Pixar’s Post-human Counter-gaze in the Toy Story films - Sutirtho Roy, The University of Calcutta

Sutirtho Roy, currently pursuing an MA degree in English Language and Literature at the University of Calcutta, has earned his Bachelor of Arts Degree with a First Class from the same institution, while also ranking first in his college. He had further passed his tenth grade with an aggregate of 96% and his twelfth with 91%. He has co-authored an anthology of poetry and written a novel, which has garnered positive reviews from several websites including Inkitt and Webnovel. Furthermore, he had won several gold and silver medals at Olympiads, secured the third rank in a state-wide essay contest regarding the ills of drug abuse and bagged a prize at a quiz contest organized by Oxford. His papers have also been selected for presentation at national and international seminars, including Brit Grad 2021, as well as renowned international journals. When not invested in canonical studies, he likes to analyse popular culture, and aims to pursue his future studies in critical animal studies and post-humanism. Currently, he freelances at several content writing firms.

 

SESSION #3 (12-1:15 PM): The Mouse’s Monsters #3

Monsters and the Monstrous in the Worlds of Disney 3 (Session Chair: Michael Torregrossa/Priscilla Hobbs)

Snow, Glass, Apples as Generic Study of the Gothic Fairytale - Sarah Madoka Currie, University of Waterloo

Sarah Madoka Currie 「くり窓花」is a doctoral candidate of the University of Waterloo, Canada, interested in the intersectionalities and deconstructive potential of higher education pedagogical strategies & sociocultural theorizations of psychosocial dis/ability via the North American Mad Movement. Through compassionate interactionism and leveraging of social determinants and other humanities-bent formulations of postmodern healthcare policy, Sarah envisions a professoriate that seeks to normalize everyday activism beyond the traditional dis/ability paradigm. She has spoken on critical pedagogy, critical dis/ability theory, compassionate/empathic potentialities and literary poststructuralist theory crafting in Interdisciplinary Humanities and Mosaic; as well as multilingual international conference events in Japan, France, UK, America, Canada, India and Wales.

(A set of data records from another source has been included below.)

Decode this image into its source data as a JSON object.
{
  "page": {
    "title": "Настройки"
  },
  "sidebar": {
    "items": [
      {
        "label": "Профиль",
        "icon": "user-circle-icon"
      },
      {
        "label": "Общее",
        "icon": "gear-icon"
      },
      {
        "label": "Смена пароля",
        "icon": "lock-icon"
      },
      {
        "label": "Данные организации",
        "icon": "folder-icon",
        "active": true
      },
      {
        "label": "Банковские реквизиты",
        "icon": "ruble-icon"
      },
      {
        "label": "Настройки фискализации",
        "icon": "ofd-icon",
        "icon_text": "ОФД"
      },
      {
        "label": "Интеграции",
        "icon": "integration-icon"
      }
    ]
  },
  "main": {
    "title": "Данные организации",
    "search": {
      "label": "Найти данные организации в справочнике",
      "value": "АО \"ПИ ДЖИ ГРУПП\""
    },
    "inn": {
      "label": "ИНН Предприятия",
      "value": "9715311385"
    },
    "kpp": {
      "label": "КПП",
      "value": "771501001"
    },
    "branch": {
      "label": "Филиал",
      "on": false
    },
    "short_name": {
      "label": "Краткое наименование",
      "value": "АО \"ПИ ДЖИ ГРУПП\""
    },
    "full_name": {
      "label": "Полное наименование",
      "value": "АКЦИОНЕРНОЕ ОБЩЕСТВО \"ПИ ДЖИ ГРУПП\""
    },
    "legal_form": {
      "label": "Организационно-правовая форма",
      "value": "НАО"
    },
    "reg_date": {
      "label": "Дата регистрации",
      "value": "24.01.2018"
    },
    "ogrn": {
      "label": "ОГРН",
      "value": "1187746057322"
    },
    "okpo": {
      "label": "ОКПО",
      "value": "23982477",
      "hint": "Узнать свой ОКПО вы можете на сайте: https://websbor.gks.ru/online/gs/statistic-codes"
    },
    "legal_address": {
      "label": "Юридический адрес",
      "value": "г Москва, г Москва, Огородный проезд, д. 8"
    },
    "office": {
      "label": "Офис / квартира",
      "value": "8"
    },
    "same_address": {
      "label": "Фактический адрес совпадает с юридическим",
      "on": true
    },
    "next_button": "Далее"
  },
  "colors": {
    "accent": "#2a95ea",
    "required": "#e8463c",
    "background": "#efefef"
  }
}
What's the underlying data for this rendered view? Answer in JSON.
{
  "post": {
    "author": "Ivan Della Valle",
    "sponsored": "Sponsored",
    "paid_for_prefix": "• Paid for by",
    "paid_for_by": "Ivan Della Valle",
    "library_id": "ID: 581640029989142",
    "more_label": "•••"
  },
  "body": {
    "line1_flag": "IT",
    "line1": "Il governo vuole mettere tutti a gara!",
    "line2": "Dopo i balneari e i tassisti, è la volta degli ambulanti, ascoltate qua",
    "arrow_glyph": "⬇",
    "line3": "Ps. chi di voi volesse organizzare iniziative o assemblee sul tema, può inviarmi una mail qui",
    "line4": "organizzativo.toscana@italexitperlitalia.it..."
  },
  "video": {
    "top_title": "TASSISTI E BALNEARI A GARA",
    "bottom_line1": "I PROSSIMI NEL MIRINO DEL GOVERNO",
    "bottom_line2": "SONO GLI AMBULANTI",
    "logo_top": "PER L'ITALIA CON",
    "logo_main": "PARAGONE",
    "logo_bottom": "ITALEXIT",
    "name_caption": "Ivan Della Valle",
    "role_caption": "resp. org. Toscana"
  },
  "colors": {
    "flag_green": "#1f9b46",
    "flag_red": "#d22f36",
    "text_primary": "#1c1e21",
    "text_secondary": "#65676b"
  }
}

"I'm the witch, you're the world": Disney's Witches - Chloe Carroll, University of Limerick

Throughout my BA and MA I have pursued studies of magical women, film and television, and their histories. My current PhD research involves the image of the witch throughout film and television, and how the gendered identity has existed in waves and is currently undergoing a new transformation. My MA thesis, ‘The Handmaid’s Tale from Ronald to Donald: A Feminist Analysis’, led me to further discussons on equality and the persecution of women revived from history to serve a renewed purpose for the screen. My research interests focus on the cultural value of monsters and their representations.

The Magic of Disney: Monsterized Witches & Good Fairies - Richard Fahey, University of Notre Dame

Richard Fahey recently graduated from University of Notre Dame with a PhD in English (2020) and currently works as Blog Manager & Contributor at the Medieval Institute’s Medieval Studies Research Blog, and as Managing Book Review Editor for Religion & Literature at Notre Dame. Richard specializes in Old English, Middle English, Old Norse-Icelandic, Old Saxon and Latin literature, and his research interests include medieval wonders, monsters, riddles, heroism, syncretism, allegory, medievalism and public humanities. Richard is currently working on transforming his recent dissertation into a monograph, titled "Psychomachic Monstrosity in Beowulf" and he is also putting together an edited collection on "White Wizard Male Privilege" for Lexington Books.

Two Steps Forward, One Step Back: Disney Monsters and Racism - Chelsea Criez, Ace Charter High School

Chelsea Criez currently lives in the San Francisco Bay Area with her husband and two dogs where she teaches high school English to multilingual and immigrant students. Last year, she earned a Master’s degree in English and Comparative Literature from San Jose State University and hopes to earn a PhD in English and teach higher education English composition and literature.